First U.S. Clinical Trials of Bird Flu Vaccine In Progress
The deaths of more than 30 people in Asia, and the death and destruction of millions of chickens on poultry farms in Asia and parts of the United States, have health officials worried that the day may be near when a strain of bird flu will not only jump from birds to humans, but will be transmissible between people. In light of this growing threat, researchers are attempting to develop vaccines that will help stop such a virus from winding a potentially pandemic path.
One such experimental vaccine has recently been tested in volunteers by NIAID-supported researchers John Treanor, M.D., director of the University of Rochester's Vaccine and Treatment Evaluation Unit, Rochester, NY, and Robert L. Atmar, M.D., an investigator in Baylor College of Medicine's Vaccine and Treatment Evaluation Unit, Houston, TX.
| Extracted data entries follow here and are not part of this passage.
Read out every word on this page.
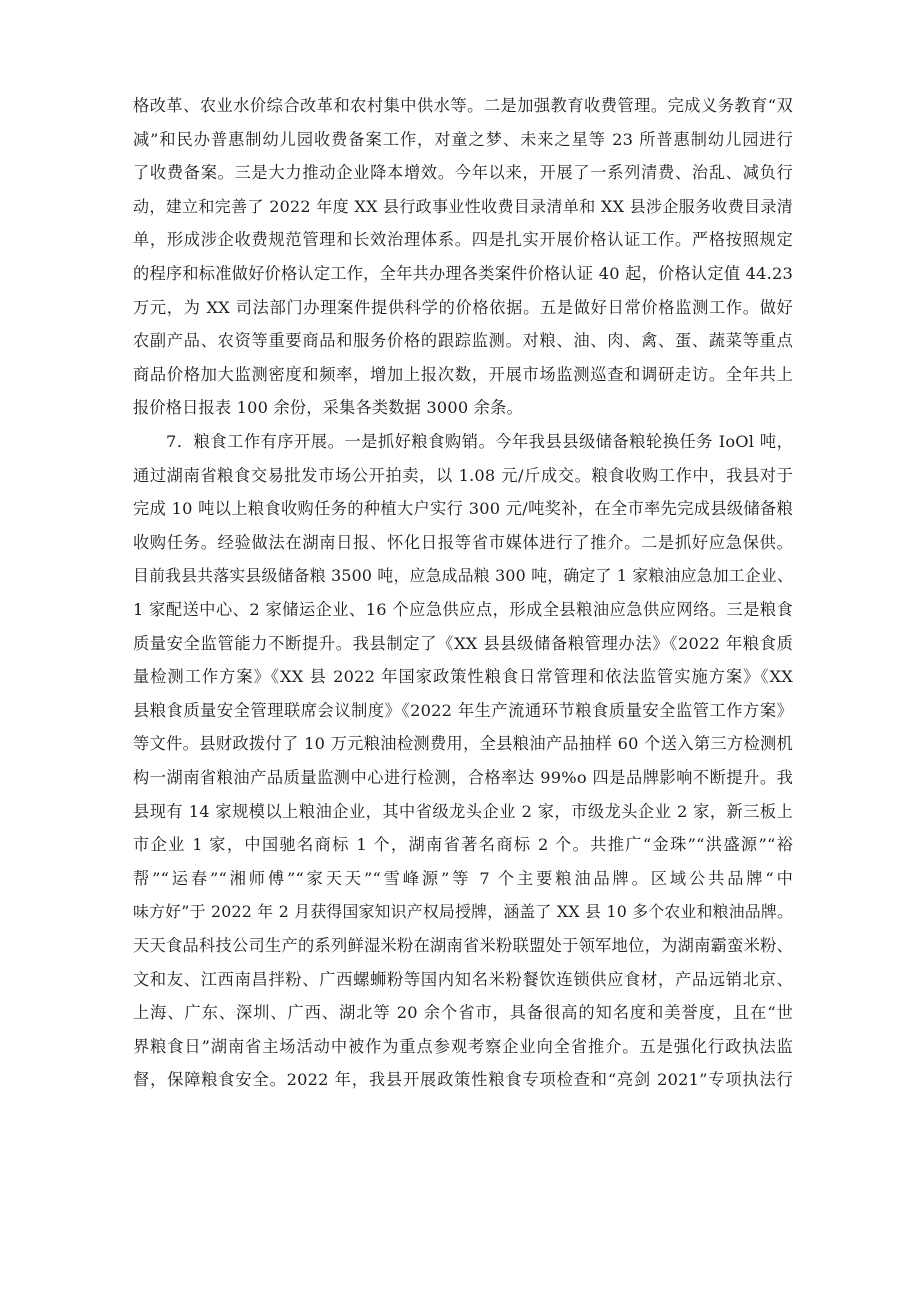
格改革、农业水价综合改革和农村集中供水等。二是加强教育收费管理。完成义务教育“双
减”和民办普惠制幼儿园收费备案工作，对童之梦、未来之星等 23 所普惠制幼儿园进行
了收费备案。三是大力推动企业降本增效。今年以来，开展了一系列清费、治乱、减负行
动，建立和完善了 2022 年度 XX 县行政事业性收费目录清单和 XX 县涉企服务收费目录清
单，形成涉企收费规范管理和长效治理体系。四是扎实开展价格认证工作。严格按照规定
的程序和标准做好价格认定工作，全年共办理各类案件价格认证 40 起，价格认定值 44.23
万元，为 XX 司法部门办理案件提供科学的价格依据。五是做好日常价格监测工作。做好
农副产品、农资等重要商品和服务价格的跟踪监测。对粮、油、肉、禽、蛋、蔬菜等重点
商品价格加大监测密度和频率，增加上报次数，开展市场监测巡查和调研走访。全年共上
报价格日报表 100 余份，采集各类数据 3000 余条。
7．粮食工作有序开展。一是抓好粮食购销。今年我县县级储备粮轮换任务 IoOl 吨，
通过湖南省粮食交易批发市场公开拍卖，以 1.08 元/斤成交。粮食收购工作中，我县对于
完成 10 吨以上粮食收购任务的种植大户实行 300 元/吨奖补，在全市率先完成县级储备粮
收购任务。经验做法在湖南日报、怀化日报等省市媒体进行了推介。二是抓好应急保供。
目前我县共落实县级储备粮 3500 吨，应急成品粮 300 吨，确定了 1 家粮油应急加工企业、
1 家配送中心、2 家储运企业、16 个应急供应点，形成全县粮油应急供应网络。三是粮食
质量安全监管能力不断提升。我县制定了《XX 县县级储备粮管理办法》《2022 年粮食质
量检测工作方案》《XX 县 2022 年国家政策性粮食日常管理和依法监管实施方案》《XX
县粮食质量安全管理联席会议制度》《2022 年生产流通环节粮食质量安全监管工作方案》
等文件。县财政拨付了 10 万元粮油检测费用，全县粮油产品抽样 60 个送入第三方检测机
构一湖南省粮油产品质量监测中心进行检测，合格率达 99%o 四是品牌影响不断提升。我
县现有 14 家规模以上粮油企业，其中省级龙头企业 2 家，市级龙头企业 2 家，新三板上
市企业 1 家，中国驰名商标 1 个，湖南省著名商标 2 个。共推广“金珠”“洪盛源”“裕
帮”“运春”“湘师傅”“家天天”“雪峰源”等 7 个主要粮油品牌。区域公共品牌“中
味方好”于 2022 年 2 月获得国家知识产权局授牌，涵盖了 XX 县 10 多个农业和粮油品牌。
天天食品科技公司生产的系列鲜湿米粉在湖南省米粉联盟处于领军地位，为湖南霸蛮米粉、
文和友、江西南昌拌粉、广西螺蛳粉等国内知名米粉餐饮连锁供应食材，产品远销北京、
上海、广东、深圳、广西、湖北等 20 余个省市，具备很高的知名度和美誉度，且在“世
界粮食日”湖南省主场活动中被作为重点参观考察企业向全省推介。五是强化行政执法监
督，保障粮食安全。2022 年，我县开展政策性粮食专项检查和“亮剑 2021”专项执法行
The experimental vaccine is designed to protect people against a bird flu strain that carries the H9 antigen, such as the strain that infected several children in Hong Kong in 1999 and 2003.
The vaccine's target is different from the bird flu strain that took Asia by storm in early 2004. That deadly strain, known as H5N1, mutates rapidly and is quick to pick up genes from other flu strains, so it has a high likelihood of jumping to another species. In the United States, poultry in some states were infected with H7N2, H2N2, and H5N2 strains in 2004. The strains have not infected any people in the United States.
In addition to the H9 vaccine, vaccines against other bird flu strains are being developed by NIAID researchers Kanta Subbarao, M.D., and Robert Webster, Ph.D., among others. In May 2004, NIAID awarded two contracts for the development of vaccines against the H5N1 virus. Clinical trials on those vaccines are likely to begin later this year.